According to the Greater Vancouver Realtors’ March report, sales volume fell more than 13% year over year—marking the slowest March since 2019 and landing nearly 37% below the 10-year seasonal average. However, activity ticked up slightly from February.

“We still expect a busier spring market, even if it’s arriving later than usual,” said Ryalls. “Assuming trade negotiations don’t deteriorate further, we anticipate a modest increase in prices and stronger sales activity through the season.”
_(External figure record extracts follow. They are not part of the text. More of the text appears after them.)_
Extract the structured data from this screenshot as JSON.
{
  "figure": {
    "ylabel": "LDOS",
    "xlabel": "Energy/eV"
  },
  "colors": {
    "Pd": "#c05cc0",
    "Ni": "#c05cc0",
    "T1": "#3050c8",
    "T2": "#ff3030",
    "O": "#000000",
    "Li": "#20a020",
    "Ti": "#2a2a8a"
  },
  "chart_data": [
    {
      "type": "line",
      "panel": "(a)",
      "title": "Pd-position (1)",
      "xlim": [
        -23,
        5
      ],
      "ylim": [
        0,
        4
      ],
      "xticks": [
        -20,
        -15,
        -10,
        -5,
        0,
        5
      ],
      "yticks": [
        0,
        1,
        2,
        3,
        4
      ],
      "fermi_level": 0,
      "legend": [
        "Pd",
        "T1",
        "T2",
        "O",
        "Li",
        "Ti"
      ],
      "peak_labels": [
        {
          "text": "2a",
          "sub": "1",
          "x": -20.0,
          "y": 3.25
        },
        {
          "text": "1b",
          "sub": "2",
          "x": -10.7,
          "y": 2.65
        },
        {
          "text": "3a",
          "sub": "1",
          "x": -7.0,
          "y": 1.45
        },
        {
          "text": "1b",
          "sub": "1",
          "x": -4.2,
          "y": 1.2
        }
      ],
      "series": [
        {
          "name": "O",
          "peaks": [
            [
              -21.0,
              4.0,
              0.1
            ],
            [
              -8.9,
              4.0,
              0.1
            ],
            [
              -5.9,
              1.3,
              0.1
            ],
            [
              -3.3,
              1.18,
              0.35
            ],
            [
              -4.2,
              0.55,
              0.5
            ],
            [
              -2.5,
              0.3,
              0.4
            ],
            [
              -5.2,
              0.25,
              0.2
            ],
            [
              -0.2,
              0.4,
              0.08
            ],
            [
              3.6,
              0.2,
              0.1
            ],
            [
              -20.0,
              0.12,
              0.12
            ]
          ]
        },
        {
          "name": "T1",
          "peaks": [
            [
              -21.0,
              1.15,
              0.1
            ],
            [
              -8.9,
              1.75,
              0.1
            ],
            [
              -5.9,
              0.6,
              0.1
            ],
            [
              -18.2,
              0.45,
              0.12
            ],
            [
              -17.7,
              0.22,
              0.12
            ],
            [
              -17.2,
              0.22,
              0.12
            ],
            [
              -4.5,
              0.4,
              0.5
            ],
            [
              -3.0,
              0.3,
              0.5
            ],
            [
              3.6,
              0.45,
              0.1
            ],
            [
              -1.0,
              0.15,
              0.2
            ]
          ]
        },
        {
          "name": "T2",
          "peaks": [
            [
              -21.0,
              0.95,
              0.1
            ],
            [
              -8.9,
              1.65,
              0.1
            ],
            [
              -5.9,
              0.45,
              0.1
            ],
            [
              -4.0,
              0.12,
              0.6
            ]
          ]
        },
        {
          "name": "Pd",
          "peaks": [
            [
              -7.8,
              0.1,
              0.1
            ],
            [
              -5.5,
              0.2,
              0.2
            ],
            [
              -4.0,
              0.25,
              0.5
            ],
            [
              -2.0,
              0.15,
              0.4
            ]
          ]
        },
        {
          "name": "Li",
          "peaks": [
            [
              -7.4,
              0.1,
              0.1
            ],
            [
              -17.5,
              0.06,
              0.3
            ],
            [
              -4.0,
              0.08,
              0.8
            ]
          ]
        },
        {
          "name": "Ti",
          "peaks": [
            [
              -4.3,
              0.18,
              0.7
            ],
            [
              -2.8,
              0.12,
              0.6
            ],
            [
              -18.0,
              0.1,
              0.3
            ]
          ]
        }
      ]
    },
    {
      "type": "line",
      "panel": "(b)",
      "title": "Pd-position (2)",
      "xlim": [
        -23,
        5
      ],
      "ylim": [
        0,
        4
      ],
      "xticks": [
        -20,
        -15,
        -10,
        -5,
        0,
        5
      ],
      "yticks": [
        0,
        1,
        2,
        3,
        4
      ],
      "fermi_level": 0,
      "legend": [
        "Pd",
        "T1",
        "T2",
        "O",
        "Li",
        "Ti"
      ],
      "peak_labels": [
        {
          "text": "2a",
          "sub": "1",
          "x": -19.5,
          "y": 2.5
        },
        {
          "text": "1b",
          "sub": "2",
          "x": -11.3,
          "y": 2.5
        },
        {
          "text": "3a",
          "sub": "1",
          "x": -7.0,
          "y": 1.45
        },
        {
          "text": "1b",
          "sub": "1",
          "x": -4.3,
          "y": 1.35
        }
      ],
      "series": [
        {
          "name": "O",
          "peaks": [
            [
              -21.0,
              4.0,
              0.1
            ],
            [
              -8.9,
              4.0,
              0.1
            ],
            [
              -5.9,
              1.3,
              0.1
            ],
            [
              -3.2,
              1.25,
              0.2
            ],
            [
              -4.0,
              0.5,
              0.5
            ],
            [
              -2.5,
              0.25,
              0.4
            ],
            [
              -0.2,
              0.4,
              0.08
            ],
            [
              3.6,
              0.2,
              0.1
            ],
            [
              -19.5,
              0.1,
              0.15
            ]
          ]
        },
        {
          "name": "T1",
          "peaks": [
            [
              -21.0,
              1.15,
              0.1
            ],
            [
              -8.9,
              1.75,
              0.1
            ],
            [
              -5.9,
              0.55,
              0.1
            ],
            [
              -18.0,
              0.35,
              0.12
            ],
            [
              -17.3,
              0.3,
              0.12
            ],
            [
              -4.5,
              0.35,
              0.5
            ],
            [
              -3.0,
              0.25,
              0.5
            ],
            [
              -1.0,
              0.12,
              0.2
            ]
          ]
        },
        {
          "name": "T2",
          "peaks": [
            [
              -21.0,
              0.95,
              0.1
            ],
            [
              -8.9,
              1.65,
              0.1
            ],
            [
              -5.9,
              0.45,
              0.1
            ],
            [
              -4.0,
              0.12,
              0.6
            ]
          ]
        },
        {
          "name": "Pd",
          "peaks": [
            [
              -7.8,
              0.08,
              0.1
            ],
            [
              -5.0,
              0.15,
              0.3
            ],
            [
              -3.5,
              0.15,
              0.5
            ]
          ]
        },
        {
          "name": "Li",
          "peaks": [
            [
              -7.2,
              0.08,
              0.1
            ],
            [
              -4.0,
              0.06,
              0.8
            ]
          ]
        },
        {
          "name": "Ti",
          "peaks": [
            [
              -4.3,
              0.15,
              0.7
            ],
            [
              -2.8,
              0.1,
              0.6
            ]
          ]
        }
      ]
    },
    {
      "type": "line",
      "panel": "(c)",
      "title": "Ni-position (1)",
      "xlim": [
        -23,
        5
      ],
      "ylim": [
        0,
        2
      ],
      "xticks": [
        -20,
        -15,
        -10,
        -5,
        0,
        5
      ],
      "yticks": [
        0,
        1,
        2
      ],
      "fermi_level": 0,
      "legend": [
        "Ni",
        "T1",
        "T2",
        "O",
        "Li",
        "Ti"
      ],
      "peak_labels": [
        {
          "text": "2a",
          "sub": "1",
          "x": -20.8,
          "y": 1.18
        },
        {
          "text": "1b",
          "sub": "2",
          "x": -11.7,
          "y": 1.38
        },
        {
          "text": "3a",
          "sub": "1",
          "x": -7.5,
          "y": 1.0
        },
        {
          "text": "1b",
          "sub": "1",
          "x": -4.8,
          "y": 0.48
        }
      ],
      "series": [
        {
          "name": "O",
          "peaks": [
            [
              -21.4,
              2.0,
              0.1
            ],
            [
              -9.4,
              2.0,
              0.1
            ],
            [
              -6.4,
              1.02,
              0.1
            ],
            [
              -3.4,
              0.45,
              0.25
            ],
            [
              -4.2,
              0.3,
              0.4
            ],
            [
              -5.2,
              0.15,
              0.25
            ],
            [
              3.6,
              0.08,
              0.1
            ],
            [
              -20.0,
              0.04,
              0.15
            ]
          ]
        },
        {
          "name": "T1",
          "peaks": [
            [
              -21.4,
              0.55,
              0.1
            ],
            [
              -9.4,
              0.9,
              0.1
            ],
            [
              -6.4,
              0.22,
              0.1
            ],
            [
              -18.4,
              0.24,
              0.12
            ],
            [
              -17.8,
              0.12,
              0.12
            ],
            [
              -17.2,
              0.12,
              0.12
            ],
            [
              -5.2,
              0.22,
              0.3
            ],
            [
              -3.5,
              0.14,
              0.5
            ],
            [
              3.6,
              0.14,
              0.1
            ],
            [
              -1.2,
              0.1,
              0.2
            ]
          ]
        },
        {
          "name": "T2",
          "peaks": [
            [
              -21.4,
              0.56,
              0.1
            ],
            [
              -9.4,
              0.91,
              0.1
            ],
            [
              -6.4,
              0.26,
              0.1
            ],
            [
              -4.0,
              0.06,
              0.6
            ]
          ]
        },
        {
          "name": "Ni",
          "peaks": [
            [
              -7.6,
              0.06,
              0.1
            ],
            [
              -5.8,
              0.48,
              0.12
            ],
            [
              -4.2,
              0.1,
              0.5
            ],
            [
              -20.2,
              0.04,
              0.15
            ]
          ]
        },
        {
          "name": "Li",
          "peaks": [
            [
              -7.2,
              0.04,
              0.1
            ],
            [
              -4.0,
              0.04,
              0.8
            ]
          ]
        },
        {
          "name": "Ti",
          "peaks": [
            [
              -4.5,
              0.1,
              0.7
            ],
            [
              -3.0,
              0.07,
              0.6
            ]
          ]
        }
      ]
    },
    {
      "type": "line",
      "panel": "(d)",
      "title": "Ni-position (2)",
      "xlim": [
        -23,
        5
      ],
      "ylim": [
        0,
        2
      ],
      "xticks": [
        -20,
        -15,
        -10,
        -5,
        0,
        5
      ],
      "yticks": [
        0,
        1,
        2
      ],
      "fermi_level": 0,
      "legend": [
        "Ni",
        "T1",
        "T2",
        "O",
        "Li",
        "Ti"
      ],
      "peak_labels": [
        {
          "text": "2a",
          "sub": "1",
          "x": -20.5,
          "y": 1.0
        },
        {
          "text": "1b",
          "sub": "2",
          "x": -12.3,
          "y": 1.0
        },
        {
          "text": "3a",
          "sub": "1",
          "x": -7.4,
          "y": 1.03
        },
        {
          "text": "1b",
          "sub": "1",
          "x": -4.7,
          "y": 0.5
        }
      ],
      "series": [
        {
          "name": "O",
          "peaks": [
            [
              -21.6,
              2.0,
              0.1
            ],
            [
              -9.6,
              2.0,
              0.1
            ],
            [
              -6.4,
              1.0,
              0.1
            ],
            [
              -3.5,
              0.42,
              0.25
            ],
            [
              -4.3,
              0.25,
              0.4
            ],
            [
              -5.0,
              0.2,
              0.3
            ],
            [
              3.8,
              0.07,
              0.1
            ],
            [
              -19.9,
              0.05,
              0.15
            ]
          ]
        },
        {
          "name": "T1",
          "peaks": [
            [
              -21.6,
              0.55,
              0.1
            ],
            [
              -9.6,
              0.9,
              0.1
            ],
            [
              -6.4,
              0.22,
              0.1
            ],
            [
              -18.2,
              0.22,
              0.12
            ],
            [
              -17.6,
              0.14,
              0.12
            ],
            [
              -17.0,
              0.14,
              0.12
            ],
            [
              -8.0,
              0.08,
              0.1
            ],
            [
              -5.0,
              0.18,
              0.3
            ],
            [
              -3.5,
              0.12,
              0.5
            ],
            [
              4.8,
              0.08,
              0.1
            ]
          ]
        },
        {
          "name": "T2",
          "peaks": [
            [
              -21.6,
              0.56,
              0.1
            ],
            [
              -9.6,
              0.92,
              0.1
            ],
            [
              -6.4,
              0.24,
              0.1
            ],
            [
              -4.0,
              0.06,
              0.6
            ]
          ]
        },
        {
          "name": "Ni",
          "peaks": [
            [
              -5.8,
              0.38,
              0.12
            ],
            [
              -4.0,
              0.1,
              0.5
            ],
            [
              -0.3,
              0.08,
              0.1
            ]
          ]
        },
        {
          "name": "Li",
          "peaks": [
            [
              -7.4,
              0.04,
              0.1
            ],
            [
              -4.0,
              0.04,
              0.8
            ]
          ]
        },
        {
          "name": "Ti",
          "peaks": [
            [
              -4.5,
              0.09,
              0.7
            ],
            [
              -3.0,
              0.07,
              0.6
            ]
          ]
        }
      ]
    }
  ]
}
Royal LePage is forecasting a 2.5% year-over-year increase in Greater Vancouver’s aggregate home price in Q4 2025. The forecast has been slightly revised downward to reflect current market softness.

Click Here to View the Royal LePage House Price Survey Chart
Click Here to View the Royal LePage Forecast Chart

Click Here to View the Consumer Confidence Survey Chart

1 Aggregate prices are calculated using a weighted average of the median values of all housing types collected. Data is provided by RPS Real Property Solutions and includes both resale and new build.

2 Burson used the Leger Opinion online panel to survey 2,417 Canadians, aged 18+ between April 2, 2025 and April 9, 2025. No margin of error can be associated with a non-probability sample (i.e., a web panel in this case). For comparative purposes, a probability sample of 2,417 respondents would have a margin of error of ±2%, 19 times out of 20.